The debt ceiling process pits the power of the purse (Congress) against the power of the bully pulpit (the President), but it is the referee who always wins in the end.  The referee being the very real danger of default, the unspoken horror of Treasury bonds going from AAA to D in one fell swoop - call it MAD (Mutually Assured Destruction) of the post-Soviet world. (Come to think of it, there is a great resemblance between the overkill inherent in the tens of thousands of nuclear MIRVs, and that of trillions in debt bombs owed/held by just about all sizable economies).

Well, the ref always won - in the past.  And I say in the past because... accidents do occur (yes, Virginia shit happens).  What if the two contestants call each others bluff and thereby both smartly smack the ref, sending him reeling to the canvas?  I hear some hawks say that it would be ok to default, it would serve as a warning bell, etc etc.  Well, all I have to say to that is... here's a joke (if you blush at pink ones, you've been warned...).

It's nearing Christmas and a married woman is entertaining her lover in her own bedroom, when hubby unexpectedly comes home early...

Honeyyyyy, I'm hoooome !

Oh damn, quick, hide in here, rasps the unfaithful wife to her lover and brusquely shoves him inside a closet.  Unfortunately, in the rush her friend's - ahem - family jewels are caught by the door and are left dangling outside the closet, turning a crimson red.

Heeeeyy, what are those?.. asks the husband.

Ohhh, those? Err... oh they are Christmas bells, just ornaments, dear.

How cute... let me hear the sound they make... says the clueless husband and tinkles the.. bells. Obviously, not a sound.  He tries again and again, with increasing vigor in his smacks, puzzled at the lack of the bells' jingling.  The lover inside is in painful, insufferable agony.

Finally, the husband gives a mighty whack! at which point the lover moans..

Ding - dong damn it, ding-dong!!

Yes, ladies and gentlemen of Congress and the Executive, those are most certainly NOT Christmas ornaments hanging out there and we don't much appreciate your using them as bells, warning or otherwise.

The Big(ger) Picture

I went on a two week sailing vacation away from it all and what do you know..?  No news, no market quotes and no insta-charts to clutter my brain had the usual salubrious effect.  That is to say, the big picture is easier to see, from... the sea!

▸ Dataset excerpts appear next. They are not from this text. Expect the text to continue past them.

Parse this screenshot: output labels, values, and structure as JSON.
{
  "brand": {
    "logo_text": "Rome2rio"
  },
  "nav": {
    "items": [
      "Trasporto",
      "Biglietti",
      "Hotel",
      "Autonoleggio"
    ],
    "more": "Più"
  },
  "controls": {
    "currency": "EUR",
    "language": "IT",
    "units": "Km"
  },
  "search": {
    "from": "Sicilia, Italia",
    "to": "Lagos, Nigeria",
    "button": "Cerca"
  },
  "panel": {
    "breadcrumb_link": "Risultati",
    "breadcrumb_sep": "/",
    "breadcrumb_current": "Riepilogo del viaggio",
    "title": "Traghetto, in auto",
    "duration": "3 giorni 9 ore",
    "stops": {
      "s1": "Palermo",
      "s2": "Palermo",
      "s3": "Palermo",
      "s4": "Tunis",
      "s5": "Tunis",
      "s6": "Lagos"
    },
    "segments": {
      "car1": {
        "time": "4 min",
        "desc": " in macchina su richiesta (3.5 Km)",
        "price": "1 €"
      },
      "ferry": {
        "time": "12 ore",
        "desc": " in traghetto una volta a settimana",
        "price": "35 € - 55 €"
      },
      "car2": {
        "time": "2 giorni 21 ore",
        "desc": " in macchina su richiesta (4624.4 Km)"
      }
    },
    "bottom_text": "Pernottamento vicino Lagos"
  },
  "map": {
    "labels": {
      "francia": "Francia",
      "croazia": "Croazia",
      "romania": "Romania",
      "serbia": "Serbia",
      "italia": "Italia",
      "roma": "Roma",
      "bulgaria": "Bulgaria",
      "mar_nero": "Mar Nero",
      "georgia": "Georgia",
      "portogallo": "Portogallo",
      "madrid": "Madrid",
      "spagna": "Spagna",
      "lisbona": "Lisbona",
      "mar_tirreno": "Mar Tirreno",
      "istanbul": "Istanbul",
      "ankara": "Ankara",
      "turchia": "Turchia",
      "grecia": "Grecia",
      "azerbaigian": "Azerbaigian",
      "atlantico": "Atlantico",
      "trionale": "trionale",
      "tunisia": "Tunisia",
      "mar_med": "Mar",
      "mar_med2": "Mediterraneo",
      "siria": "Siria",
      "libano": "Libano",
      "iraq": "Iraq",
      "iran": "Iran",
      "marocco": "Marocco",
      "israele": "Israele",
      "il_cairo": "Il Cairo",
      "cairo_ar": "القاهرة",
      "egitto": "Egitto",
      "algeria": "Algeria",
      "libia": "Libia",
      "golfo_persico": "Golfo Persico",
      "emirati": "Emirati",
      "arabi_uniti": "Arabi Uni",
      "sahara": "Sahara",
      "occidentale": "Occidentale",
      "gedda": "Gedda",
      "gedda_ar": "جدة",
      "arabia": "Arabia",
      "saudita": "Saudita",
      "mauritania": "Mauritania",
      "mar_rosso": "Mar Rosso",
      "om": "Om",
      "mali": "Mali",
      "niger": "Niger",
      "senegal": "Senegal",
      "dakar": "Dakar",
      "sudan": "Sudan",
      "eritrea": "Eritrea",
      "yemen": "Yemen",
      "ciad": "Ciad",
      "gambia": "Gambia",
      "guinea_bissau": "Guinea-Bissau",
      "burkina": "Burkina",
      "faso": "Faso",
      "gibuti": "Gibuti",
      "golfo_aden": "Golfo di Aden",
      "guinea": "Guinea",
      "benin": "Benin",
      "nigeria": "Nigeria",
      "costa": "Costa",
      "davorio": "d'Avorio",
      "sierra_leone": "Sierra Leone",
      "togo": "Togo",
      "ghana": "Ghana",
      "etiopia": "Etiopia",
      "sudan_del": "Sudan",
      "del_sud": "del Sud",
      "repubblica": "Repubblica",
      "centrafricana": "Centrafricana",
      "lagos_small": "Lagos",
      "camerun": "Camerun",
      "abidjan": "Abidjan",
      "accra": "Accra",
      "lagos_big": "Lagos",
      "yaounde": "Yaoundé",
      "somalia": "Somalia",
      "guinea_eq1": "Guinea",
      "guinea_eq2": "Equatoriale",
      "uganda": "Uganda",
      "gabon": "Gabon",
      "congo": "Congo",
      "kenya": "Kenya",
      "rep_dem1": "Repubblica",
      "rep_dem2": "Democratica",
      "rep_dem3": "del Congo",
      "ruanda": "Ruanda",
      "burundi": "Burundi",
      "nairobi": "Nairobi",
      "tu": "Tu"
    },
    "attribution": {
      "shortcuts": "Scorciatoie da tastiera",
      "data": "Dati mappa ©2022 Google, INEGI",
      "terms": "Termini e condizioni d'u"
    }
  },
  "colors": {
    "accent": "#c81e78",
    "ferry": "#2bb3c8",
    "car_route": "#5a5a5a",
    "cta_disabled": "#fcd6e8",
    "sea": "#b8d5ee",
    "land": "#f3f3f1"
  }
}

And what IS the Big Picture? Trade and Energy.  Having shifted just about all of our manufacturing to China and its satellites we can follow the current health of the global economy from just a couple of indicators: shipping activity and energy prices. 

Yeah, yeah.. I know:

  •  Oversupply of newbuildings is glutting the shipping market and keeps charter rates down (see chart below).
Baltic Dry Index

Nevertheless, if the global economy had continued to expand as bubbleconomists projected some years ago the new ships would have found ready employment and rates would not have crashed as they did.

  • Technical advances in oil extraction (eg frac oil) has raised non-OPEC production, particularly in the US, threatening a significant pullback in global petroleum prices.  Thus, in my opinion, the current Syrian crisis.  (I can't get the film "Syriana" out of my mind.  It was released in 2005 and I wonder why the title involved Syria, since the film has nothing to do with the country.)
 US Oil Production

My Big Picture conclusion?  The global economy is held up by a bunch of chicken wire and the duct tape of easy money.